In this picture the childs face and clothes seen to be out of balance.  The colors in the colorized version gives a added sense of depth to the picture and puts the focus onto the face.  Replacing the background almost makes it look like a studio portrait.

The black and white version of this photograph of a young woman is a nice snapshot taken without any fancy lighting and on a film that had some grain to it.
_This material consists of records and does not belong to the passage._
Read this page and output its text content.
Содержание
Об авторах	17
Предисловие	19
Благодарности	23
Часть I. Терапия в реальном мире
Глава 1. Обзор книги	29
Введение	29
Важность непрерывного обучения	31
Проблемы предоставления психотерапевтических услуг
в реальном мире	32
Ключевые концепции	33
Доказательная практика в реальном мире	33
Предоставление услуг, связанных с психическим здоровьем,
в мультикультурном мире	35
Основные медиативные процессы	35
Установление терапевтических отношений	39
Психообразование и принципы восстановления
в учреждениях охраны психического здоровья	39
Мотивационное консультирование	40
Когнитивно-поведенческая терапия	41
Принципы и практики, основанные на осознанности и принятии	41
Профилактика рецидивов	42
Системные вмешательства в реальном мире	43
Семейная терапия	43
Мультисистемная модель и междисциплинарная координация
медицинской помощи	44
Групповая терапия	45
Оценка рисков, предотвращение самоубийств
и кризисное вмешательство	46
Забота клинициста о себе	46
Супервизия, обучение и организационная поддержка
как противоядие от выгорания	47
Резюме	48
The shirt and pants have the same gray value and the overall feel is a bit flat.  Adding color seperates the individual elements and adding an attractive background gives a feeling of depth and beauty.  A colorized picture like this one would make an impressive portrait-painting effect as a larger canvas print.

This picture was taken under the same conditions as the previous image, but has fewer elements to colorize.  The dark sweater would suggest a dark color.  In this case I used a dark blue, but many other colors may also have worked as well.  Providing color to the sweater doesn't distract from the face as much as the dark sweater in the black and white version.

The black and white version of this picture has an overall flat gray tone to it while the colorized version has more feeling of depth and contrast.  The grass had to be green, so I chose blue for the shirt as it doesn't conflict with the grass.  Backgrounds that are out of focus, but still recognisable, as in this picture, can be difficult to do and still maintain a natural look.  

The picture of this young girl is well composed, but the face is over exposed.  No matter what I did I couldn't get a decent enough black and white version of this image.  The washed out face also made it difficult to get a realistic looking color version, so I decided to give it a painted looked.  Printed on canvas will make this picture look like it was hand painted.

This picture of the same young girl was taken under similar conditions and is also well composed.  The girl's and doll's faces and sweaters have a similar tonal value.  Adding different colors to each of the main elements in the picture nicely seperates all the elements and gives a nice feeling of depth and color contrast.  Another example of how a snapshot can be turned into something very artistic by colorizing.  Great potental for a canvas print.

The original picture is a bit overexposed.  The colorized version has a feeling of depth and contrast that is lacking in the original.  With the simple composition and limited number of elements making up the picture, it would be possible to use many different color combinations successfully.  In this case I chose soft pastels so as not to distract from the face.

This picture of the young girl on a swing is quite nice and would make a nice black and white print with a bit of tweeking.  To get the colorized version I cropped the picture and gave the background a frosted grass look that helps separates the girl from the background.

A nicely composed picture, but the wooden gate is a bit too dark.  Since it is a wooden fence I made it brown which dicated the other colors.  The light blue shirt draws attention to the girl while the brown tint to the background combined with the gate provides focus to the girl.

This picture is dominated by the girls face, hair and arm.  Many color combinations for the dress and grackground would have worked, but I liked this combination of soft pink and blue.

The black and white original has enough tonal variation to make a decent black and white print.  I usd bolder colors for the colorized version which adds contrast, helps seperate the woman from the background and keeps the focus on the face.

The original picture of this cute girl is underexposed.  A tonal correction with some touch up resulted in a decent enough image, except for the background.  The hat prsented some problems finding a color that looked good and might be a color that a girl would wear.  I liked the yellow I finally came up with and then colorized the other elements to blend with the yellow hat.  May not be by color theory, but I liked the results.  I didn't like any of the replacment backgrounds I tried, but this combination of bluring and adding color to the background produced a dramatic, but not overpowering effect.